Malgré son importance, la Cuvette Centrale est aujourd'hui gravement menacée. Les nouveaux blocs pétroliers annoncés couvrent la quasi-totalité de la tourbière, et toute perturbation de ces écosystèmes fragiles risque de libérer d'énormes quantités de carbone stocké, accélérant ainsi le changement climatique et détruisant à la fois la biodiversité régionale et les communautés qui dépendent de sa protection.

Les moyens de subsistance en péril

L'expansion des blocs pétroliers en RDC n'est pas seulement une menace pour la nature, c'est une menace directe pour les populations. On estime à 39 millions le nombre de personnes vivant à l'intérieur des limites des nouveaux blocs pétroliers, dont beaucoup dépendent de leurs terres et de leurs forêts pour leur alimentation, leur approvisionnement en eau, leurs moyens de subsistance et leur identité culturelle.

Il est alarmant de constater que 63 % des forêts communautaires se trouvent désormais dans les limites des blocs pétroliers. Ces forêts sont essentielles non seulement pour la biodiversité et la résilience climatique, mais aussi pour la subsistance, la bonne gouvernance et l'autonomie des communautés. L'extension des concessions de combustibles fossiles dans ces zones risque de violer les droits des peuples autochtones et des communautés locales, d'éroder les systèmes de connaissances traditionnelles et de compromettre l'avenir de ceux dont les moyens de subsistance dépendent de ces paysages.

Un tournant pour l'homme et la nature en RDC

Le lancement décevant du cycle d'octroi de licences 2025 indique que la RDC poursuit son expansion dans le secteur des énergies fossiles malgré l'opposition continue de la société civile congolaise. Ces nouvelles cartes révèlent ce que la rhétorique politique occulte : les activités extractives continuent d'empiéter sur les écosystèmes et les paysages culturels que le gouvernement s'est engagé à protéger.

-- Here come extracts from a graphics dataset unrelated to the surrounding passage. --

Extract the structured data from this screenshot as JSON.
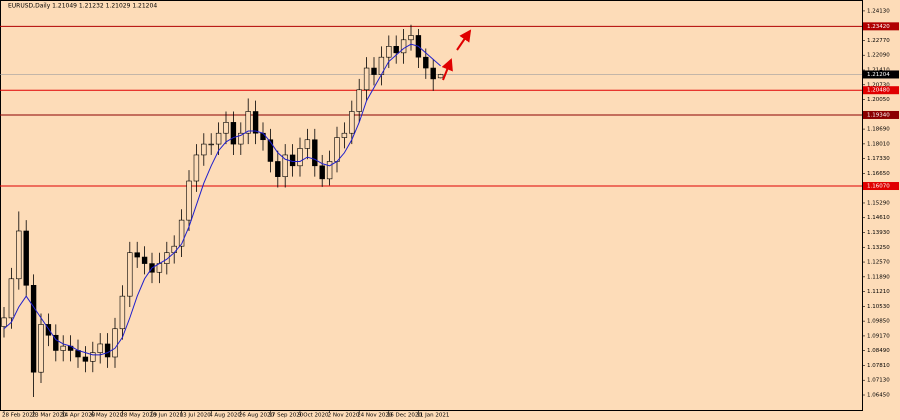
{
  "chart_data": {
    "type": "candlestick",
    "title": "EURUSD,Daily  1.21049 1.21232 1.21029 1.21204",
    "categories": [
      "28 Feb 2020",
      null,
      null,
      null,
      "23 Mar 2020",
      null,
      null,
      null,
      "14 Apr 2020",
      null,
      null,
      null,
      "6 May 2020",
      null,
      null,
      null,
      "28 May 2020",
      null,
      null,
      null,
      "19 Jun 2020",
      null,
      null,
      null,
      "13 Jul 2020",
      null,
      null,
      null,
      "4 Aug 2020",
      null,
      null,
      null,
      "26 Aug 2020",
      null,
      null,
      null,
      "17 Sep 2020",
      null,
      null,
      null,
      "9 Oct 2020",
      null,
      null,
      null,
      "2 Nov 2020",
      null,
      null,
      null,
      "24 Nov 2020",
      null,
      null,
      null,
      "16 Dec 2020",
      null,
      null,
      null,
      "11 Jan 2021",
      null,
      null,
      null
    ],
    "open": [
      1.096,
      1.1,
      1.118,
      1.14,
      1.115,
      1.075,
      1.097,
      1.092,
      1.085,
      1.087,
      1.085,
      1.082,
      1.08,
      1.084,
      1.088,
      1.082,
      1.095,
      1.11,
      1.13,
      1.128,
      1.125,
      1.121,
      1.125,
      1.13,
      1.133,
      1.145,
      1.163,
      1.175,
      1.18,
      1.18,
      1.185,
      1.19,
      1.18,
      1.185,
      1.195,
      1.185,
      1.182,
      1.172,
      1.165,
      1.175,
      1.17,
      1.178,
      1.182,
      1.17,
      1.164,
      1.172,
      1.183,
      1.185,
      1.195,
      1.205,
      1.215,
      1.212,
      1.22,
      1.225,
      1.222,
      1.228,
      1.23,
      1.22,
      1.215,
      1.21049
    ],
    "high": [
      1.105,
      1.123,
      1.149,
      1.145,
      1.12,
      1.102,
      1.102,
      1.097,
      1.092,
      1.092,
      1.09,
      1.087,
      1.089,
      1.093,
      1.093,
      1.1,
      1.115,
      1.135,
      1.135,
      1.133,
      1.13,
      1.13,
      1.135,
      1.138,
      1.15,
      1.168,
      1.18,
      1.185,
      1.185,
      1.19,
      1.195,
      1.195,
      1.19,
      1.201,
      1.2,
      1.19,
      1.187,
      1.177,
      1.18,
      1.18,
      1.183,
      1.187,
      1.187,
      1.175,
      1.177,
      1.188,
      1.19,
      1.2,
      1.21,
      1.22,
      1.22,
      1.225,
      1.23,
      1.23,
      1.233,
      1.2349,
      1.233,
      1.224,
      1.219,
      1.21232
    ],
    "low": [
      1.091,
      1.095,
      1.113,
      1.11,
      1.0636,
      1.07,
      1.087,
      1.08,
      1.08,
      1.08,
      1.077,
      1.075,
      1.075,
      1.079,
      1.077,
      1.077,
      1.09,
      1.105,
      1.123,
      1.12,
      1.116,
      1.116,
      1.12,
      1.125,
      1.128,
      1.14,
      1.158,
      1.17,
      1.175,
      1.175,
      1.18,
      1.175,
      1.175,
      1.18,
      1.18,
      1.177,
      1.167,
      1.16,
      1.16,
      1.165,
      1.165,
      1.173,
      1.165,
      1.1603,
      1.161,
      1.167,
      1.178,
      1.18,
      1.19,
      1.2,
      1.207,
      1.207,
      1.215,
      1.217,
      1.217,
      1.223,
      1.215,
      1.21,
      1.2045,
      1.21029
    ],
    "close": [
      1.1,
      1.118,
      1.14,
      1.115,
      1.075,
      1.097,
      1.092,
      1.085,
      1.087,
      1.085,
      1.082,
      1.08,
      1.084,
      1.088,
      1.082,
      1.095,
      1.11,
      1.13,
      1.128,
      1.125,
      1.121,
      1.125,
      1.13,
      1.133,
      1.145,
      1.163,
      1.175,
      1.18,
      1.18,
      1.185,
      1.19,
      1.18,
      1.185,
      1.195,
      1.185,
      1.182,
      1.172,
      1.165,
      1.175,
      1.17,
      1.178,
      1.182,
      1.17,
      1.164,
      1.172,
      1.183,
      1.185,
      1.195,
      1.205,
      1.215,
      1.212,
      1.22,
      1.225,
      1.222,
      1.228,
      1.23,
      1.22,
      1.215,
      1.21,
      1.21204
    ],
    "candle_color": "#000000",
    "moving_average": {
      "color": "#1f1fcc",
      "values": [
        1.095,
        1.098,
        1.105,
        1.11,
        1.105,
        1.1,
        1.095,
        1.09,
        1.088,
        1.087,
        1.085,
        1.084,
        1.083,
        1.083,
        1.084,
        1.086,
        1.091,
        1.1,
        1.11,
        1.118,
        1.123,
        1.125,
        1.127,
        1.13,
        1.134,
        1.142,
        1.152,
        1.162,
        1.17,
        1.177,
        1.181,
        1.183,
        1.184,
        1.186,
        1.186,
        1.185,
        1.181,
        1.176,
        1.173,
        1.172,
        1.172,
        1.174,
        1.173,
        1.171,
        1.17,
        1.172,
        1.176,
        1.182,
        1.19,
        1.2,
        1.206,
        1.212,
        1.218,
        1.221,
        1.224,
        1.226,
        1.225,
        1.222,
        1.219,
        1.216
      ]
    },
    "levels": [
      {
        "value": 1.2342,
        "label": "1.23420",
        "color": "#b00000"
      },
      {
        "value": 1.2048,
        "label": "1.20480",
        "color": "#e00000"
      },
      {
        "value": 1.1934,
        "label": "1.19340",
        "color": "#8b0000"
      },
      {
        "value": 1.1607,
        "label": "1.16070",
        "color": "#e00000"
      }
    ],
    "price_line": {
      "value": 1.21204,
      "label": "1.21204",
      "color": "#a0a0a0"
    },
    "ylim": [
      1.0576,
      1.2454
    ],
    "yticks": [
      {
        "value": 1.0645,
        "label": "1.06450"
      },
      {
        "value": 1.0713,
        "label": "1.07130"
      },
      {
        "value": 1.0781,
        "label": "1.07810"
      },
      {
        "value": 1.0849,
        "label": "1.08490"
      },
      {
        "value": 1.0917,
        "label": "1.09170"
      },
      {
        "value": 1.0985,
        "label": "1.09850"
      },
      {
        "value": 1.1053,
        "label": "1.10530"
      },
      {
        "value": 1.1121,
        "label": "1.11210"
      },
      {
        "value": 1.1189,
        "label": "1.11890"
      },
      {
        "value": 1.1257,
        "label": "1.12570"
      },
      {
        "value": 1.1325,
        "label": "1.13250"
      },
      {
        "value": 1.1393,
        "label": "1.13930"
      },
      {
        "value": 1.1461,
        "label": "1.14610"
      },
      {
        "value": 1.1529,
        "label": "1.15290"
      },
      {
        "value": 1.1597,
        "label": "1.15970"
      },
      {
        "value": 1.1665,
        "label": "1.16650"
      },
      {
        "value": 1.1733,
        "label": "1.17330"
      },
      {
        "value": 1.1801,
        "label": "1.18010"
      },
      {
        "value": 1.1869,
        "label": "1.18690"
      },
      {
        "value": 1.1937,
        "label": "1.19370"
      },
      {
        "value": 1.2005,
        "label": "1.20050"
      },
      {
        "value": 1.2073,
        "label": "1.20730"
      },
      {
        "value": 1.2141,
        "label": "1.21410"
      },
      {
        "value": 1.2209,
        "label": "1.22090"
      },
      {
        "value": 1.2277,
        "label": "1.22770"
      },
      {
        "value": 1.2345,
        "label": "1.23450"
      },
      {
        "value": 1.2413,
        "label": "1.24130"
      }
    ],
    "background": "#fddcb8"
  }
}
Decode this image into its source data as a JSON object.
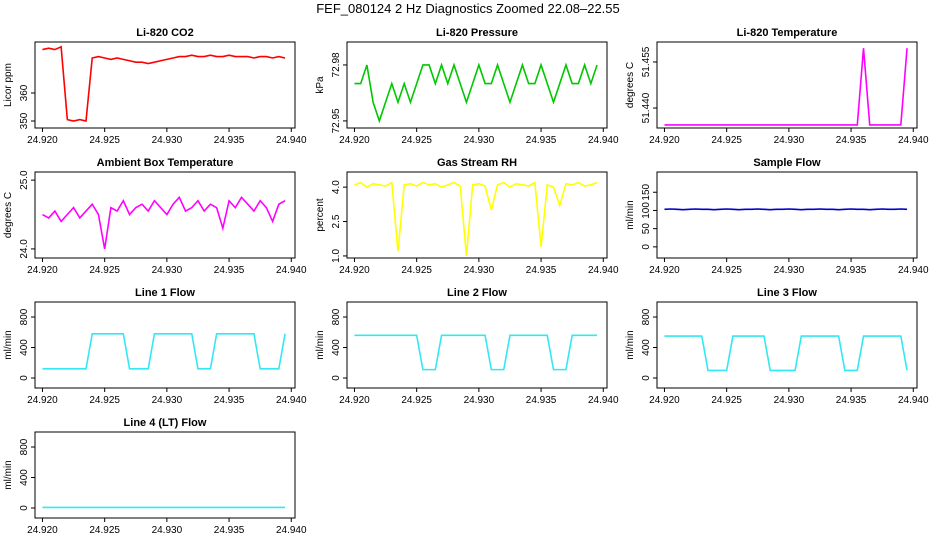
{
  "title": "FEF_080124  2 Hz Diagnostics Zoomed 22.08–22.55",
  "chart_data": [
    {
      "type": "line",
      "title": "Li-820 CO2",
      "y_label": "Licor ppm",
      "x": [
        24.92,
        24.9205,
        24.921,
        24.9215,
        24.922,
        24.9225,
        24.923,
        24.9235,
        24.924,
        24.9245,
        24.925,
        24.9255,
        24.926,
        24.9265,
        24.927,
        24.9275,
        24.928,
        24.9285,
        24.929,
        24.9295,
        24.93,
        24.9305,
        24.931,
        24.9315,
        24.932,
        24.9325,
        24.933,
        24.9335,
        24.934,
        24.9345,
        24.935,
        24.9355,
        24.936,
        24.9365,
        24.937,
        24.9375,
        24.938,
        24.9385,
        24.939,
        24.9395
      ],
      "values": [
        375.5,
        376,
        375.5,
        376.5,
        350.5,
        350,
        350.5,
        350,
        372.5,
        373,
        372.5,
        372,
        372.5,
        372,
        371.5,
        371,
        371,
        370.5,
        371,
        371.5,
        372,
        372.5,
        373,
        373,
        373.5,
        373,
        373,
        373.5,
        373,
        373,
        373.5,
        373,
        373,
        373,
        372.5,
        373,
        373,
        372.5,
        373,
        372.5
      ],
      "color": "#ff0000",
      "xlim": [
        24.9194,
        24.9403
      ],
      "ylim": [
        347.5,
        378.2
      ],
      "xticks": [
        {
          "value": 24.92,
          "label": "24.920"
        },
        {
          "value": 24.925,
          "label": "24.925"
        },
        {
          "value": 24.93,
          "label": "24.930"
        },
        {
          "value": 24.935,
          "label": "24.935"
        },
        {
          "value": 24.94,
          "label": "24.940"
        }
      ],
      "yticks": [
        350,
        360
      ]
    },
    {
      "type": "line",
      "title": "Li-820 Pressure",
      "y_label": "kPa",
      "x": [
        24.92,
        24.9205,
        24.921,
        24.9215,
        24.922,
        24.9225,
        24.923,
        24.9235,
        24.924,
        24.9245,
        24.925,
        24.9255,
        24.926,
        24.9265,
        24.927,
        24.9275,
        24.928,
        24.9285,
        24.929,
        24.9295,
        24.93,
        24.9305,
        24.931,
        24.9315,
        24.932,
        24.9325,
        24.933,
        24.9335,
        24.934,
        24.9345,
        24.935,
        24.9355,
        24.936,
        24.9365,
        24.937,
        24.9375,
        24.938,
        24.9385,
        24.939,
        24.9395
      ],
      "values": [
        72.97,
        72.97,
        72.98,
        72.96,
        72.95,
        72.96,
        72.97,
        72.96,
        72.97,
        72.96,
        72.97,
        72.98,
        72.98,
        72.97,
        72.98,
        72.97,
        72.98,
        72.97,
        72.96,
        72.97,
        72.98,
        72.97,
        72.97,
        72.98,
        72.97,
        72.96,
        72.97,
        72.98,
        72.97,
        72.97,
        72.98,
        72.97,
        72.96,
        72.97,
        72.98,
        72.97,
        72.97,
        72.98,
        72.97,
        72.98
      ],
      "color": "#00c800",
      "xlim": [
        24.9194,
        24.9403
      ],
      "ylim": [
        72.9462,
        72.9923
      ],
      "xticks": [
        {
          "value": 24.92,
          "label": "24.920"
        },
        {
          "value": 24.925,
          "label": "24.925"
        },
        {
          "value": 24.93,
          "label": "24.930"
        },
        {
          "value": 24.935,
          "label": "24.935"
        },
        {
          "value": 24.94,
          "label": "24.940"
        }
      ],
      "yticks": [
        72.95,
        72.98
      ]
    },
    {
      "type": "line",
      "title": "Li-820 Temperature",
      "y_label": "degrees C",
      "x": [
        24.92,
        24.9205,
        24.921,
        24.9215,
        24.922,
        24.9225,
        24.923,
        24.9235,
        24.924,
        24.9245,
        24.925,
        24.9255,
        24.926,
        24.9265,
        24.927,
        24.9275,
        24.928,
        24.9285,
        24.929,
        24.9295,
        24.93,
        24.9305,
        24.931,
        24.9315,
        24.932,
        24.9325,
        24.933,
        24.9335,
        24.934,
        24.9345,
        24.935,
        24.9355,
        24.936,
        24.9365,
        24.937,
        24.9375,
        24.938,
        24.9385,
        24.939,
        24.9395
      ],
      "values": [
        51.4345,
        51.4345,
        51.4345,
        51.4345,
        51.4345,
        51.4345,
        51.4345,
        51.4345,
        51.4345,
        51.4345,
        51.4345,
        51.4345,
        51.4345,
        51.4345,
        51.4345,
        51.4345,
        51.4345,
        51.4345,
        51.4345,
        51.4345,
        51.4345,
        51.4345,
        51.4345,
        51.4345,
        51.4345,
        51.4345,
        51.4345,
        51.4345,
        51.4345,
        51.4345,
        51.4345,
        51.4345,
        51.4595,
        51.4345,
        51.4345,
        51.4345,
        51.4345,
        51.4345,
        51.4345,
        51.4595
      ],
      "color": "#ff00ff",
      "xlim": [
        24.9194,
        24.9403
      ],
      "ylim": [
        51.4335,
        51.4615
      ],
      "xticks": [
        {
          "value": 24.92,
          "label": "24.920"
        },
        {
          "value": 24.925,
          "label": "24.925"
        },
        {
          "value": 24.93,
          "label": "24.930"
        },
        {
          "value": 24.935,
          "label": "24.935"
        },
        {
          "value": 24.94,
          "label": "24.940"
        }
      ],
      "yticks": [
        {
          "value": 51.44,
          "label": "51.440"
        },
        {
          "value": 51.455,
          "label": "51.455"
        }
      ]
    },
    {
      "type": "line",
      "title": "Ambient Box Temperature",
      "y_label": "degrees C",
      "x": [
        24.92,
        24.9205,
        24.921,
        24.9215,
        24.922,
        24.9225,
        24.923,
        24.9235,
        24.924,
        24.9245,
        24.925,
        24.9255,
        24.926,
        24.9265,
        24.927,
        24.9275,
        24.928,
        24.9285,
        24.929,
        24.9295,
        24.93,
        24.9305,
        24.931,
        24.9315,
        24.932,
        24.9325,
        24.933,
        24.9335,
        24.934,
        24.9345,
        24.935,
        24.9355,
        24.936,
        24.9365,
        24.937,
        24.9375,
        24.938,
        24.9385,
        24.939,
        24.9395
      ],
      "values": [
        24.5,
        24.45,
        24.55,
        24.4,
        24.5,
        24.6,
        24.45,
        24.55,
        24.65,
        24.5,
        24.0,
        24.6,
        24.55,
        24.7,
        24.5,
        24.6,
        24.65,
        24.55,
        24.7,
        24.6,
        24.5,
        24.65,
        24.75,
        24.55,
        24.6,
        24.7,
        24.55,
        24.65,
        24.6,
        24.3,
        24.7,
        24.6,
        24.75,
        24.65,
        24.55,
        24.7,
        24.6,
        24.4,
        24.65,
        24.7
      ],
      "color": "#ff00ff",
      "xlim": [
        24.9194,
        24.9403
      ],
      "ylim": [
        23.868,
        25.118
      ],
      "xticks": [
        {
          "value": 24.92,
          "label": "24.920"
        },
        {
          "value": 24.925,
          "label": "24.925"
        },
        {
          "value": 24.93,
          "label": "24.930"
        },
        {
          "value": 24.935,
          "label": "24.935"
        },
        {
          "value": 24.94,
          "label": "24.940"
        }
      ],
      "yticks": [
        {
          "value": 24,
          "label": "24.0"
        },
        {
          "value": 25,
          "label": "25.0"
        }
      ]
    },
    {
      "type": "line",
      "title": "Gas Stream RH",
      "y_label": "percent",
      "x": [
        24.92,
        24.9205,
        24.921,
        24.9215,
        24.922,
        24.9225,
        24.923,
        24.9235,
        24.924,
        24.9245,
        24.925,
        24.9255,
        24.926,
        24.9265,
        24.927,
        24.9275,
        24.928,
        24.9285,
        24.929,
        24.9295,
        24.93,
        24.9305,
        24.931,
        24.9315,
        24.932,
        24.9325,
        24.933,
        24.9335,
        24.934,
        24.9345,
        24.935,
        24.9355,
        24.936,
        24.9365,
        24.937,
        24.9375,
        24.938,
        24.9385,
        24.939,
        24.9395
      ],
      "values": [
        4.1,
        4.2,
        4.0,
        4.15,
        4.1,
        4.05,
        4.2,
        1.2,
        4.1,
        4.15,
        4.05,
        4.2,
        4.1,
        4.15,
        4.0,
        4.1,
        4.2,
        4.05,
        1.0,
        4.1,
        4.15,
        4.05,
        3.0,
        4.1,
        4.2,
        4.0,
        4.15,
        4.1,
        4.05,
        4.2,
        1.4,
        4.1,
        4.0,
        3.2,
        4.15,
        4.1,
        4.2,
        4.05,
        4.1,
        4.2
      ],
      "color": "#ffff00",
      "xlim": [
        24.9194,
        24.9403
      ],
      "ylim": [
        0.91,
        4.66
      ],
      "xticks": [
        {
          "value": 24.92,
          "label": "24.920"
        },
        {
          "value": 24.925,
          "label": "24.925"
        },
        {
          "value": 24.93,
          "label": "24.930"
        },
        {
          "value": 24.935,
          "label": "24.935"
        },
        {
          "value": 24.94,
          "label": "24.940"
        }
      ],
      "yticks": [
        {
          "value": 1,
          "label": "1.0"
        },
        {
          "value": 2.5,
          "label": "2.5"
        },
        {
          "value": 4,
          "label": "4.0"
        }
      ]
    },
    {
      "type": "line",
      "title": "Sample Flow",
      "y_label": "ml/min",
      "x": [
        24.92,
        24.9205,
        24.921,
        24.9215,
        24.922,
        24.9225,
        24.923,
        24.9235,
        24.924,
        24.9245,
        24.925,
        24.9255,
        24.926,
        24.9265,
        24.927,
        24.9275,
        24.928,
        24.9285,
        24.929,
        24.9295,
        24.93,
        24.9305,
        24.931,
        24.9315,
        24.932,
        24.9325,
        24.933,
        24.9335,
        24.934,
        24.9345,
        24.935,
        24.9355,
        24.936,
        24.9365,
        24.937,
        24.9375,
        24.938,
        24.9385,
        24.939,
        24.9395
      ],
      "values": [
        103,
        104,
        103,
        102,
        103,
        104,
        103,
        103,
        102,
        103,
        104,
        103,
        102,
        103,
        103,
        104,
        103,
        102,
        103,
        103,
        104,
        103,
        102,
        103,
        103,
        104,
        103,
        103,
        102,
        103,
        104,
        103,
        103,
        102,
        103,
        104,
        103,
        103,
        104,
        103
      ],
      "color": "#0000cc",
      "xlim": [
        24.9194,
        24.9403
      ],
      "ylim": [
        -30.6,
        205.6
      ],
      "xticks": [
        {
          "value": 24.92,
          "label": "24.920"
        },
        {
          "value": 24.925,
          "label": "24.925"
        },
        {
          "value": 24.93,
          "label": "24.930"
        },
        {
          "value": 24.935,
          "label": "24.935"
        },
        {
          "value": 24.94,
          "label": "24.940"
        }
      ],
      "yticks": [
        0,
        50,
        100,
        150
      ]
    },
    {
      "type": "line",
      "title": "Line 1 Flow",
      "y_label": "ml/min",
      "x": [
        24.92,
        24.9205,
        24.921,
        24.9215,
        24.922,
        24.9225,
        24.923,
        24.9235,
        24.924,
        24.9245,
        24.925,
        24.9255,
        24.926,
        24.9265,
        24.927,
        24.9275,
        24.928,
        24.9285,
        24.929,
        24.9295,
        24.93,
        24.9305,
        24.931,
        24.9315,
        24.932,
        24.9325,
        24.933,
        24.9335,
        24.934,
        24.9345,
        24.935,
        24.9355,
        24.936,
        24.9365,
        24.937,
        24.9375,
        24.938,
        24.9385,
        24.939,
        24.9395
      ],
      "values": [
        120,
        120,
        120,
        120,
        120,
        120,
        120,
        120,
        580,
        580,
        580,
        580,
        580,
        580,
        120,
        120,
        120,
        120,
        580,
        580,
        580,
        580,
        580,
        580,
        580,
        120,
        120,
        120,
        580,
        580,
        580,
        580,
        580,
        580,
        580,
        120,
        120,
        120,
        120,
        580
      ],
      "color": "#33e8f2",
      "xlim": [
        24.9194,
        24.9403
      ],
      "ylim": [
        -131,
        997
      ],
      "xticks": [
        {
          "value": 24.92,
          "label": "24.920"
        },
        {
          "value": 24.925,
          "label": "24.925"
        },
        {
          "value": 24.93,
          "label": "24.930"
        },
        {
          "value": 24.935,
          "label": "24.935"
        },
        {
          "value": 24.94,
          "label": "24.940"
        }
      ],
      "yticks": [
        0,
        400,
        800
      ]
    },
    {
      "type": "line",
      "title": "Line 2 Flow",
      "y_label": "ml/min",
      "x": [
        24.92,
        24.9205,
        24.921,
        24.9215,
        24.922,
        24.9225,
        24.923,
        24.9235,
        24.924,
        24.9245,
        24.925,
        24.9255,
        24.926,
        24.9265,
        24.927,
        24.9275,
        24.928,
        24.9285,
        24.929,
        24.9295,
        24.93,
        24.9305,
        24.931,
        24.9315,
        24.932,
        24.9325,
        24.933,
        24.9335,
        24.934,
        24.9345,
        24.935,
        24.9355,
        24.936,
        24.9365,
        24.937,
        24.9375,
        24.938,
        24.9385,
        24.939,
        24.9395
      ],
      "values": [
        560,
        560,
        560,
        560,
        560,
        560,
        560,
        560,
        560,
        560,
        560,
        110,
        110,
        110,
        560,
        560,
        560,
        560,
        560,
        560,
        560,
        560,
        110,
        110,
        110,
        560,
        560,
        560,
        560,
        560,
        560,
        560,
        110,
        110,
        110,
        560,
        560,
        560,
        560,
        560
      ],
      "color": "#33e8f2",
      "xlim": [
        24.9194,
        24.9403
      ],
      "ylim": [
        -131,
        997
      ],
      "xticks": [
        {
          "value": 24.92,
          "label": "24.920"
        },
        {
          "value": 24.925,
          "label": "24.925"
        },
        {
          "value": 24.93,
          "label": "24.930"
        },
        {
          "value": 24.935,
          "label": "24.935"
        },
        {
          "value": 24.94,
          "label": "24.940"
        }
      ],
      "yticks": [
        0,
        400,
        800
      ]
    },
    {
      "type": "line",
      "title": "Line 3 Flow",
      "y_label": "ml/min",
      "x": [
        24.92,
        24.9205,
        24.921,
        24.9215,
        24.922,
        24.9225,
        24.923,
        24.9235,
        24.924,
        24.9245,
        24.925,
        24.9255,
        24.926,
        24.9265,
        24.927,
        24.9275,
        24.928,
        24.9285,
        24.929,
        24.9295,
        24.93,
        24.9305,
        24.931,
        24.9315,
        24.932,
        24.9325,
        24.933,
        24.9335,
        24.934,
        24.9345,
        24.935,
        24.9355,
        24.936,
        24.9365,
        24.937,
        24.9375,
        24.938,
        24.9385,
        24.939,
        24.9395
      ],
      "values": [
        550,
        550,
        550,
        550,
        550,
        550,
        550,
        100,
        100,
        100,
        100,
        550,
        550,
        550,
        550,
        550,
        550,
        100,
        100,
        100,
        100,
        100,
        550,
        550,
        550,
        550,
        550,
        550,
        550,
        100,
        100,
        100,
        550,
        550,
        550,
        550,
        550,
        550,
        550,
        100
      ],
      "color": "#33e8f2",
      "xlim": [
        24.9194,
        24.9403
      ],
      "ylim": [
        -131,
        997
      ],
      "xticks": [
        {
          "value": 24.92,
          "label": "24.920"
        },
        {
          "value": 24.925,
          "label": "24.925"
        },
        {
          "value": 24.93,
          "label": "24.930"
        },
        {
          "value": 24.935,
          "label": "24.935"
        },
        {
          "value": 24.94,
          "label": "24.940"
        }
      ],
      "yticks": [
        0,
        400,
        800
      ]
    },
    {
      "type": "line",
      "title": "Line 4 (LT) Flow",
      "y_label": "ml/min",
      "x": [
        24.92,
        24.9205,
        24.921,
        24.9215,
        24.922,
        24.9225,
        24.923,
        24.9235,
        24.924,
        24.9245,
        24.925,
        24.9255,
        24.926,
        24.9265,
        24.927,
        24.9275,
        24.928,
        24.9285,
        24.929,
        24.9295,
        24.93,
        24.9305,
        24.931,
        24.9315,
        24.932,
        24.9325,
        24.933,
        24.9335,
        24.934,
        24.9345,
        24.935,
        24.9355,
        24.936,
        24.9365,
        24.937,
        24.9375,
        24.938,
        24.9385,
        24.939,
        24.9395
      ],
      "values": [
        8,
        8,
        8,
        8,
        8,
        8,
        8,
        8,
        8,
        8,
        8,
        8,
        8,
        8,
        8,
        8,
        8,
        8,
        8,
        8,
        8,
        8,
        8,
        8,
        8,
        8,
        8,
        8,
        8,
        8,
        8,
        8,
        8,
        8,
        8,
        8,
        8,
        8,
        8,
        8
      ],
      "color": "#33e8f2",
      "xlim": [
        24.9194,
        24.9403
      ],
      "ylim": [
        -131,
        997
      ],
      "xticks": [
        {
          "value": 24.92,
          "label": "24.920"
        },
        {
          "value": 24.925,
          "label": "24.925"
        },
        {
          "value": 24.93,
          "label": "24.930"
        },
        {
          "value": 24.935,
          "label": "24.935"
        },
        {
          "value": 24.94,
          "label": "24.940"
        }
      ],
      "yticks": [
        0,
        400,
        800
      ]
    }
  ]
}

Les acteurs locaux, notamment la coalition Notre Terre Sans Pétrole, réclament l'annulation immédiate des ventes et des concessions de blocs pétroliers, un moratoire sur l'expansion des énergies fossiles et une nouvelle vision pour le pays fondée sur la paix, la justice et la dignité environnementale. La RDC devrait prendre cet appel au sérieux.

Le gouvernement se trouve à un tournant : il peut choisir de s'aligner sur les objectifs climatiques mondiaux et de répondre aux appels de sa population pour mettre fin à l'expansion des énergies fossiles dans les forêts et les tourbières, ou continuer sur une voie qui risque de causer des dommages irréversibles à la biodiversité, aux communautés et au climat de la Terre.

Ce qui se passera ensuite déterminera l'avenir du bassin du Congo et de la planète.